THE VIRGINIAN-PILOT Copyright (c) 1995, Landmark Communications, Inc. DATE: Sunday, November 5, 1995 TAG: 9511050071 SECTION: LOCAL PAGE: B2 EDITION: FINAL SOURCE: BY DENISE WATSON, STAFF WRITER DATELINE: NORFOLK LENGTH: Medium: 73 lines
It could've been the highlight of the 60th annual NAACP Virginia State Convention to have Myrlie Evers-Williams, address convention delegates during Saturday night's climactic banquet as planned.
But hundreds of delegates, a dozen politicians shaking a few more hands before Tuesday's election, learned late Saturday evening that Evers-Williams, chair of NAACP's national board of directors and widow of civil-rights martyr Medger Evers, was too ill to come to Norfolk and charge her Virginia troops.
``Please accept my apologies for not being able to attend,'' an NAACP national board member read from a letter, ``But my doctor has prescribed that I stay in bed for the next two weeks to recover from severe laryngitis . . . rest assured I will be with you in the future, in a special event in the Commonwealth of Virginia.''
Evers-Williams would have capped a day of powerhouse speakers at the Howard Johnson hotel in Norfolk, who preached and pounded the podium to energize NAACP members in the spirit of the conference theme - ``Carrying the Eternal Torch for Civil Rights.''
Elaine Jones, director of the NAACP Legal Defense Fund, spoke during Saturday's luncheon and joined early-morning speaker, Congressman Bobby Scott, in reminding the NAACP members that the hardest work for the organization will be in the months to come.

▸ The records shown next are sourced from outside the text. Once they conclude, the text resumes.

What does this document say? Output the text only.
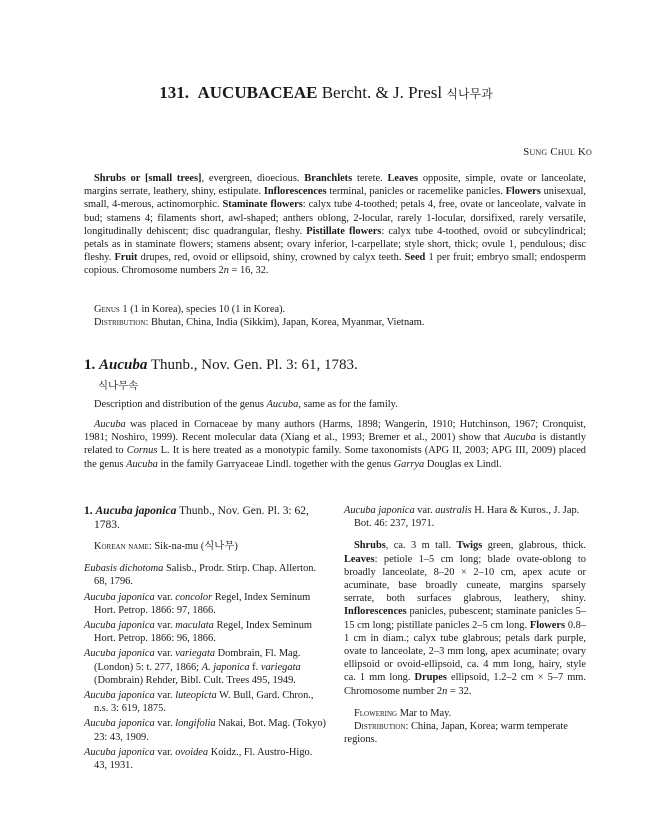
131. AUCUBACEAE Bercht. & J. Presl 식나무과
Sung Chul Ko

Shrubs or [small trees], evergreen, dioecious. Branchlets terete. Leaves opposite, simple, ovate or lanceolate, margins serrate, leathery, shiny, estipulate. Inflorescences terminal, panicles or racemelike panicles. Flowers unisexual, small, 4-merous, actinomorphic. Staminate flowers: calyx tube 4-toothed; petals 4, free, ovate or lanceolate, valvate in bud; stamens 4; filaments short, awl-shaped; anthers oblong, 2-locular, rarely 1-locular, dorsifixed, rarely versatile, longitudinally dehiscent; disc quadrangular, fleshy. Pistillate flowers: calyx tube 4-toothed, ovoid or subcylindrical; petals as in staminate flowers; stamens absent; ovary inferior, l-carpellate; style short, thick; ovule 1, pendulous; disc fleshy. Fruit drupes, red, ovoid or ellipsoid, shiny, crowned by calyx teeth. Seed 1 per fruit; embryo small; endosperm copious. Chromosome numbers 2n = 16, 32.

Genus 1 (1 in Korea), species 10 (1 in Korea).
Distribution: Bhutan, China, India (Sikkim), Japan, Korea, Myanmar, Vietnam.
1. Aucuba Thunb., Nov. Gen. Pl. 3: 61, 1783.
식나무속

Description and distribution of the genus Aucuba, same as for the family.

Aucuba was placed in Cornaceae by many authors (Harms, 1898; Wangerin, 1910; Hutchinson, 1967; Cronquist, 1981; Noshiro, 1999). Recent molecular data (Xiang et al., 1993; Bremer et al., 2001) show that Aucuba is distantly related to Cornus L. It is here treated as a monotypic family. Some taxonomists (APG II, 2003; APG III, 2009) placed the genus Aucuba in the family Garryaceae Lindl. together with the genus Garrya Douglas ex Lindl.

1. Aucuba japonica Thunb., Nov. Gen. Pl. 3: 62, 1783.
Korean name: Sik-na-mu (식나무)
Eubasis dichotoma Salisb., Prodr. Stirp. Chap. Allerton. 68, 1796.
Aucuba japonica var. concolor Regel, Index Seminum Hort. Petrop. 1866: 97, 1866.
Aucuba japonica var. maculata Regel, Index Seminum Hort. Petrop. 1866: 96, 1866.
Aucuba japonica var. variegata Dombrain, Fl. Mag. (London) 5: t. 277, 1866; A. japonica f. variegata (Dombrain) Rehder, Bibl. Cult. Trees 495, 1949.
Aucuba japonica var. luteopicta W. Bull, Gard. Chron., n.s. 3: 619, 1875.
Aucuba japonica var. longifolia Nakai, Bot. Mag. (Tokyo) 23: 43, 1909.
Aucuba japonica var. ovoidea Koidz., Fl. Austro-Higo. 43, 1931.
Aucuba japonica var. australis H. Hara & Kuros., J. Jap. Bot. 46: 237, 1971.

Shrubs, ca. 3 m tall. Twigs green, glabrous, thick. Leaves: petiole 1–5 cm long; blade ovate-oblong to broadly lanceolate, 8–20 × 2–10 cm, apex acute or acuminate, base broadly cuneate, margins sparsely serrate, both surfaces glabrous, leathery, shiny. Inflorescences panicles, pubescent; staminate panicles 5–15 cm long; pistillate panicles 2–5 cm long. Flowers 0.8–1 cm in diam.; calyx tube glabrous; petals dark purple, ovate to lanceolate, 2–3 mm long, apex acuminate; ovary ellipsoid or ovoid-ellipsoid, ca. 4 mm long, hairy, style ca. 1 mm long. Drupes ellipsoid, 1.2–2 cm × 5–7 mm. Chromosome number 2n = 32.

Flowering Mar to May.

Distribution: China, Japan, Korea; warm temperate regions.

Jones, a Norfolk native, and Scott said the past months have been difficult ones for African Americans as legislative protections are being chipped away. Jones said the Voting Rights Act of 1964 is being challenged with court rulings across the country stating voting districts drawn with race in mind were unconstitutional. The Fourth Circuit Court of Appeals ruled this year that race-based scholarships at the University of Maryland were unfair.
The most recent attack, Jones said, is a federal law that gives a five-year mandatory sentence for possession of as little as five grams of crack cocaine. Possession of the same amount of powder cocaine yields a lighter sentence. Statistics show powder cocaine usage is more common among whites while the cheaper ``rock'' derivative is more prevalent among minorities.
``Drug possession is wrong. I'm not talking about legalizing drugs,'' Jones said passionately.
``But stats show that 77 percent of drug users are white, 15 percent are black . . . yet 88 percent of crack trafficking defendants are African American and 4.1 percent are white. . . . Don't patronize me. . . . We're using laws to racially oppress people. We need to understand this!''
Jones and Scott said the only way to keep up the good fight is to support the country's oldest civil- rights organization financially and for blacks to fully develop their political potential.
``There was a lot of talk last year about how all of these votes got the Republicans into office,'' Scott said.
``But it wasn't that there was a big increase in Republican votes - Republican votes were as high as they've always been. It's that the Democratic vote, particularly the black vote, wasn't there.''
Scott, a former NAACP branch president, said also that strength comes through financial independence; the group has historically drawn much of its support from corporate and outside donors and needs to develop its own financial development bank.
``The NAACP could use some of the money it receives from membership and place it in an endowment fund,'' Scott said.
``It has public policy implications. We can still protest, we can still work through the courts. . . . But it's one thing to protest a banks' lending policies and another thing to finance construction ourselves.'' ILLUSTRATION: Photo
HUY NGUYEN/The Virginian-Pilot
The Rev. Bernard Spellman, president of the Norfolk Branch of the
NAACP, listens to a speaker at state convention.